Treasurer Josh Frydenberg said the outlook downgrade was “a reminder of the importance of maintaining our commitment to medium term fiscal sustainability.”
The government has pledged A$320 billion ($197.73 billion) in fiscal spending, or 16.4 percent of annual economic output, to backstop the economy and prevent a crisis as the pandemic shuts companies and leaves many unemployed.
Some fund managers said Wednesday’s outlook downgrade was unlikely to raise the government’s borrowing costs by much though it could hurt Australian companies whose ratings are dependent on the sovereign rating.
“A large proportion of credit funds are mandated to maintain funds in a specific ratings bucket,” said Asmita Kulkarni, Director Investment Strategy at FIIG.
“With potential widespread downgrades we could see funds being forced to sell-down investment which would result in a widening of credit spreads.”
Australian long-dated bonds sold off after S&P’s outlook downgrade with 10-year yields jumping to 0.967 percent from 0.909 percent at Tuesday’s close.
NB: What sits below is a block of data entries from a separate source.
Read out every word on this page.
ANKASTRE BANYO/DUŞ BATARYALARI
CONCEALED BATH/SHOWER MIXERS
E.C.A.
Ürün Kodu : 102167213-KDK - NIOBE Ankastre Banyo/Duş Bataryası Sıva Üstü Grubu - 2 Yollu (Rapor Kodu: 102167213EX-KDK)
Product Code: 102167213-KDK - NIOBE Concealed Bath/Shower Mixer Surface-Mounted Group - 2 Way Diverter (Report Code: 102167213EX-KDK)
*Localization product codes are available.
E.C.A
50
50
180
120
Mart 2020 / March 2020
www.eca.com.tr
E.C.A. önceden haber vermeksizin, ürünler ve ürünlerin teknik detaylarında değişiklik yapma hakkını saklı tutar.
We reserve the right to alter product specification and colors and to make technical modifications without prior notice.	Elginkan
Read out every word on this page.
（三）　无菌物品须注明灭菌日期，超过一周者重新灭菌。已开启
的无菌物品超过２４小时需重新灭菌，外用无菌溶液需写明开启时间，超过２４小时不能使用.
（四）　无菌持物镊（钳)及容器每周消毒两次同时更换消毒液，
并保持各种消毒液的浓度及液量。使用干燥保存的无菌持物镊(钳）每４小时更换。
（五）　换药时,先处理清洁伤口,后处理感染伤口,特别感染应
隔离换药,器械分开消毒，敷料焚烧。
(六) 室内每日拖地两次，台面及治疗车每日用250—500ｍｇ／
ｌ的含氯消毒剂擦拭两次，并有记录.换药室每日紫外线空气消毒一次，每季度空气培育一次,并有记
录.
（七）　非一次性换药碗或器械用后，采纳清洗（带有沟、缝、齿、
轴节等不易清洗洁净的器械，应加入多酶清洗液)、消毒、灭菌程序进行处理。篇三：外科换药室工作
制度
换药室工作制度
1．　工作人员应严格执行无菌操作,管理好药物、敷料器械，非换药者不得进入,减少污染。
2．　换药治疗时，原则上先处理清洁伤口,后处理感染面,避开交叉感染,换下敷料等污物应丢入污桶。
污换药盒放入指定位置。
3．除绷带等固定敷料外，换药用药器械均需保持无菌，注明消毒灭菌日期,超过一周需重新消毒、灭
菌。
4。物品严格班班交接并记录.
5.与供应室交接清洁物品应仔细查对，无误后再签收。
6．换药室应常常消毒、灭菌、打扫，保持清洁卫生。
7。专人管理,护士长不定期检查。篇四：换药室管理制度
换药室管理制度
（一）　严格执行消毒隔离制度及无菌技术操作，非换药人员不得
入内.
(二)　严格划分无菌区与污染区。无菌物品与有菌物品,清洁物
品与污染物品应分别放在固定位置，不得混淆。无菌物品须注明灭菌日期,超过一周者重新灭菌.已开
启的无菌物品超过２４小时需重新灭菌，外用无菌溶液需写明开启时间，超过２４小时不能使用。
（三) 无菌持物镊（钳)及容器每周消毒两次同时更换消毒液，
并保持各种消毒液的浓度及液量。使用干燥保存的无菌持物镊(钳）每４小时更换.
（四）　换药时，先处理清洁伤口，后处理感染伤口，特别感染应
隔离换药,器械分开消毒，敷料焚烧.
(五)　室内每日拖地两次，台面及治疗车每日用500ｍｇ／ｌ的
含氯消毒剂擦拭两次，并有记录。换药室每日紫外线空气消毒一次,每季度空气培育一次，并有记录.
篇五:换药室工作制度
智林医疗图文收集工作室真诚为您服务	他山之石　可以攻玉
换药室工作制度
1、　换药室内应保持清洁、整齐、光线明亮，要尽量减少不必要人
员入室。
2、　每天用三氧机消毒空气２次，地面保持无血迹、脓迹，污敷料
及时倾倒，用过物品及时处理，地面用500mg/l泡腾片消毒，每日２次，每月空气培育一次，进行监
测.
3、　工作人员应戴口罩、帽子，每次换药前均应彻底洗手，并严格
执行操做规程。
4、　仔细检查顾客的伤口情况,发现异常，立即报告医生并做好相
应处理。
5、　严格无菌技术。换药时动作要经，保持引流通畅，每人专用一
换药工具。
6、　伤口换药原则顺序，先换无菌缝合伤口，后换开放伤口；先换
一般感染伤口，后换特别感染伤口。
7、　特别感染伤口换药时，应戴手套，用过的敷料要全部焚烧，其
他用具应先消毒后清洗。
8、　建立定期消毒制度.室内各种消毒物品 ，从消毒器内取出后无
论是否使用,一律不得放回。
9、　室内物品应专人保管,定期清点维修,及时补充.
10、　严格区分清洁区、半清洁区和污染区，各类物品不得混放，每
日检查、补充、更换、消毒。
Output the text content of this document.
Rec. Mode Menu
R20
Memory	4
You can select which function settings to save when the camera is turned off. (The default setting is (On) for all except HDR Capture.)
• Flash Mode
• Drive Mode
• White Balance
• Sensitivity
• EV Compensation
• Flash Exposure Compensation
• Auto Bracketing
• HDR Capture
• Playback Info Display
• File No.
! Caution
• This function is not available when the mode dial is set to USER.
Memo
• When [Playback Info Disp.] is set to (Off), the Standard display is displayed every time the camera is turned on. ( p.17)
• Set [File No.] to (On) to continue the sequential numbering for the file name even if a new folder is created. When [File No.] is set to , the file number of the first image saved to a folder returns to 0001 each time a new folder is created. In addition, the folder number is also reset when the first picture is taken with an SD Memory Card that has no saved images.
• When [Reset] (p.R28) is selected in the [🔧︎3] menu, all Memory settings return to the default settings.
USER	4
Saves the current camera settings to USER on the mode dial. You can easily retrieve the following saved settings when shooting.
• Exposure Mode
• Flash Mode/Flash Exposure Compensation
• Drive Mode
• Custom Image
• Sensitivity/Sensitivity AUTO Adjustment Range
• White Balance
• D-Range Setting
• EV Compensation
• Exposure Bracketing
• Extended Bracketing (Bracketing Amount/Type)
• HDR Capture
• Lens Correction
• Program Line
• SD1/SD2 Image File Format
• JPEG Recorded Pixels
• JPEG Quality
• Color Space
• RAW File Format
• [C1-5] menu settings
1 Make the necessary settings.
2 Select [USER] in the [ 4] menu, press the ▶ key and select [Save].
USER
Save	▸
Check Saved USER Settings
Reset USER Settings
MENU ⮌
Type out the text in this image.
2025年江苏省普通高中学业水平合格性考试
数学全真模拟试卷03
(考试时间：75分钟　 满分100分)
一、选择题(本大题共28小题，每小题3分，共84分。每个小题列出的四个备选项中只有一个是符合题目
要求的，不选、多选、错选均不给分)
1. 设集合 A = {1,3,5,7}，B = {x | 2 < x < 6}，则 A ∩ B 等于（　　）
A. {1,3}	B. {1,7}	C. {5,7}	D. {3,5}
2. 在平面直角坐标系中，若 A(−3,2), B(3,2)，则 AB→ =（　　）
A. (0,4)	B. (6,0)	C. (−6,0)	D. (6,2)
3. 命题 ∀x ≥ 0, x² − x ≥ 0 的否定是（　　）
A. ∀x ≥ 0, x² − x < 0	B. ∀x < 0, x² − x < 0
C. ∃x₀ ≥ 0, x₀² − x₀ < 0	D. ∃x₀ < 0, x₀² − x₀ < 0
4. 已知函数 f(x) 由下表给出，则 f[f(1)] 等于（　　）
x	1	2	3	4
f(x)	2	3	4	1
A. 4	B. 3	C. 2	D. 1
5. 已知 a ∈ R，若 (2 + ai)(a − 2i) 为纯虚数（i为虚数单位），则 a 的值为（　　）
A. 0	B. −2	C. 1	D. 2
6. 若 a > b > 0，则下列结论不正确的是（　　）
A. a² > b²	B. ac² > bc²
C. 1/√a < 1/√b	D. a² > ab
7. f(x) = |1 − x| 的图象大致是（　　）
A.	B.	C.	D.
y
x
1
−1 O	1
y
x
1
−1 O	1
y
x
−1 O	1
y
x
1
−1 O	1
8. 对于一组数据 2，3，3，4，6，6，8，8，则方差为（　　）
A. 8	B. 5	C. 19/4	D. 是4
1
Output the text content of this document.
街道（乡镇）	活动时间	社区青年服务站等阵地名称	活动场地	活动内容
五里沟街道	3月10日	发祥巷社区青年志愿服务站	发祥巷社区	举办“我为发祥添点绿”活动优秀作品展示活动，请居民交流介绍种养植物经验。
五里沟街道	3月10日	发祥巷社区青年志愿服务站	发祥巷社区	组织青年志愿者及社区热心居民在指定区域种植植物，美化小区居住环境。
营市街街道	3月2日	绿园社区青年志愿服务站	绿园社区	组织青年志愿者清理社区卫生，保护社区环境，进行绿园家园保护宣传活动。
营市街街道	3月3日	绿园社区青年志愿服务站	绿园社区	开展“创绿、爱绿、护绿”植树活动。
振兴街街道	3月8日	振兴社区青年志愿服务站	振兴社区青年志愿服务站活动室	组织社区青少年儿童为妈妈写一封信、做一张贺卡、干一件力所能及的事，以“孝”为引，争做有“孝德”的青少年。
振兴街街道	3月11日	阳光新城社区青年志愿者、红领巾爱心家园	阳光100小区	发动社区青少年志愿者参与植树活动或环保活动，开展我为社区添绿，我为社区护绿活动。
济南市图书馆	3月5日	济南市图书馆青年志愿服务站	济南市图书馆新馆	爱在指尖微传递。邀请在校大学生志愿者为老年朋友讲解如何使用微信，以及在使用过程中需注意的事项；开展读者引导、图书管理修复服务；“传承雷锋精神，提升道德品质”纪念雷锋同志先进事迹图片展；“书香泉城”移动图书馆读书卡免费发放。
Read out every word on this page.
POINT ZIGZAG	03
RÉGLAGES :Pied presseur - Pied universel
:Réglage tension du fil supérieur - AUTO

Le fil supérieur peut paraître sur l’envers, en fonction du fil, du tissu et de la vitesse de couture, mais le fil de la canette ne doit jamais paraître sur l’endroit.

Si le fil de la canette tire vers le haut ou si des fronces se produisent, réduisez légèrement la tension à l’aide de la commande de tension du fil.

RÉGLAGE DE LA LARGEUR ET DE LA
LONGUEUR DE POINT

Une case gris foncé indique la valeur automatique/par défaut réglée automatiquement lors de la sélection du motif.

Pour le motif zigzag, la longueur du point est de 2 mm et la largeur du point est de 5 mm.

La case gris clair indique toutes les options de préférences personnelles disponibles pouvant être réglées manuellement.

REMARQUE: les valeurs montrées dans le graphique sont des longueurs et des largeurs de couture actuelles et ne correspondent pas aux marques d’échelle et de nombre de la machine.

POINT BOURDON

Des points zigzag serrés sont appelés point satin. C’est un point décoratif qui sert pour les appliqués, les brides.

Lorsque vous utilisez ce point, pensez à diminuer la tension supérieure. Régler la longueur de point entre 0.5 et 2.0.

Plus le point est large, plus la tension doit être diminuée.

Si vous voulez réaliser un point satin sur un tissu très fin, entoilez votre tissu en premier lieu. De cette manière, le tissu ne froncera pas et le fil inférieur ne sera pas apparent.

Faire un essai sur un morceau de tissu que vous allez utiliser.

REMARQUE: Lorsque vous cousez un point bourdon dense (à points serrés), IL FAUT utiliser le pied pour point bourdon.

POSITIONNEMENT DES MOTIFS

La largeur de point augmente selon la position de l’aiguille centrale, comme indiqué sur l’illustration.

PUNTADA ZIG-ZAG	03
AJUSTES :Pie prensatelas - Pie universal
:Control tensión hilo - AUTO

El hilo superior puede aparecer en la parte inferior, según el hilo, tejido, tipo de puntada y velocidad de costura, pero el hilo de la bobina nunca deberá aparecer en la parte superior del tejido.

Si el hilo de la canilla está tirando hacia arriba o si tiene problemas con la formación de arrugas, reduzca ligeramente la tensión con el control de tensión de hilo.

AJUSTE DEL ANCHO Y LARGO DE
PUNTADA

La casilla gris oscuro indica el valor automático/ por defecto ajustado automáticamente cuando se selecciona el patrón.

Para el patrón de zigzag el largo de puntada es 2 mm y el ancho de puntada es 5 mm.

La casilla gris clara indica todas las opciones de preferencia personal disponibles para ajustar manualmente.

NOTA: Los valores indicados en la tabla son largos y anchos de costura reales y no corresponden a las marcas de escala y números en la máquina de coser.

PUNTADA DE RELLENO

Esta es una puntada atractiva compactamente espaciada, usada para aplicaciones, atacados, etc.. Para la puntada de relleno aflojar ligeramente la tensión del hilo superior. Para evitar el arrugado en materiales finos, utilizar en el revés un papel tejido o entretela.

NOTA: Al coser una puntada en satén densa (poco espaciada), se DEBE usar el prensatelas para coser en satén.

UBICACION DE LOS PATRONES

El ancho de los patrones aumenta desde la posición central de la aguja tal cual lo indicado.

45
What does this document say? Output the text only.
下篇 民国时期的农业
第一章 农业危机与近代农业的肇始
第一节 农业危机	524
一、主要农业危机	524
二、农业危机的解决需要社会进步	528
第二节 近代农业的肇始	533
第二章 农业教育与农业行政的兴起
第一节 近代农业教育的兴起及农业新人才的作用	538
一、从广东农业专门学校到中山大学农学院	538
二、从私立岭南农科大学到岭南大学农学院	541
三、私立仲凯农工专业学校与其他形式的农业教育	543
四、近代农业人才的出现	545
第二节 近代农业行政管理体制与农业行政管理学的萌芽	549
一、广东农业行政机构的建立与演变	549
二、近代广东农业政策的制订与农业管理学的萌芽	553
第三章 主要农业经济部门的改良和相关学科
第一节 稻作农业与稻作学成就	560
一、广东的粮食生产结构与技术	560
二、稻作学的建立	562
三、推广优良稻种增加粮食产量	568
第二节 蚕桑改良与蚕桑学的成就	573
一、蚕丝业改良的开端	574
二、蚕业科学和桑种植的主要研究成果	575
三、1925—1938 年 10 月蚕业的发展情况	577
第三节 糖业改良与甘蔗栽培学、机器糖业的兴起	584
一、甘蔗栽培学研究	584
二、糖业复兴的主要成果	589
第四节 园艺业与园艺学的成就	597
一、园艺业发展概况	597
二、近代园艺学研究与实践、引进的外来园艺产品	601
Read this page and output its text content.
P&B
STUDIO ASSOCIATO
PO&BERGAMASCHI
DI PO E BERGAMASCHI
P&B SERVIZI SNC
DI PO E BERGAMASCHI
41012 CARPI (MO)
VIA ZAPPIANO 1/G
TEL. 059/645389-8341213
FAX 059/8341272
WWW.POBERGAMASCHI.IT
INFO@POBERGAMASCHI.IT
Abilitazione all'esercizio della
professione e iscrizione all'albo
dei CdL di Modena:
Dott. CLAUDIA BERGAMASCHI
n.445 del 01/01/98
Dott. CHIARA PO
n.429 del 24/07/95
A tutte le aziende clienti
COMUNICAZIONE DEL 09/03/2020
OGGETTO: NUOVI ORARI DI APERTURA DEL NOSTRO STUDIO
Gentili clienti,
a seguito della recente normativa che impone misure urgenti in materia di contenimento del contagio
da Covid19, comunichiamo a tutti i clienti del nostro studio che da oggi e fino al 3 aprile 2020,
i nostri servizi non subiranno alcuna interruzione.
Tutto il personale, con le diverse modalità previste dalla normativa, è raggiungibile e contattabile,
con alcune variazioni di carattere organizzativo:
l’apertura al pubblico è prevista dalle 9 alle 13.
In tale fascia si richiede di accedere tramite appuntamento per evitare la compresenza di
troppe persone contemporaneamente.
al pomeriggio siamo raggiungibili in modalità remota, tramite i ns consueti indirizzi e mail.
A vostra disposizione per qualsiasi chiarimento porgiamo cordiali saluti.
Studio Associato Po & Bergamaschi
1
Economists said they do not expect a rating downgrade prior to the federal budget due on Oct. 6.
It was only in September 2018 that S&P upgraded Australia’s outlook to “stable” from “negative” as the budget came close to balance. The government had even projected a surplus for the current fiscal year and next.
While all those predictions are now under water, Australia’s public debt is still in good shape, S&P noted.
“While fiscal stimulus measures will soften the blow presented by the COVID-19 outbreak and weigh heavily on public finances in the immediate future, they won’t structurally weaken Australia’s fiscal position,” S&P said.
“This expected improvement is a key supporting factor of our ‘AAA’ rating.”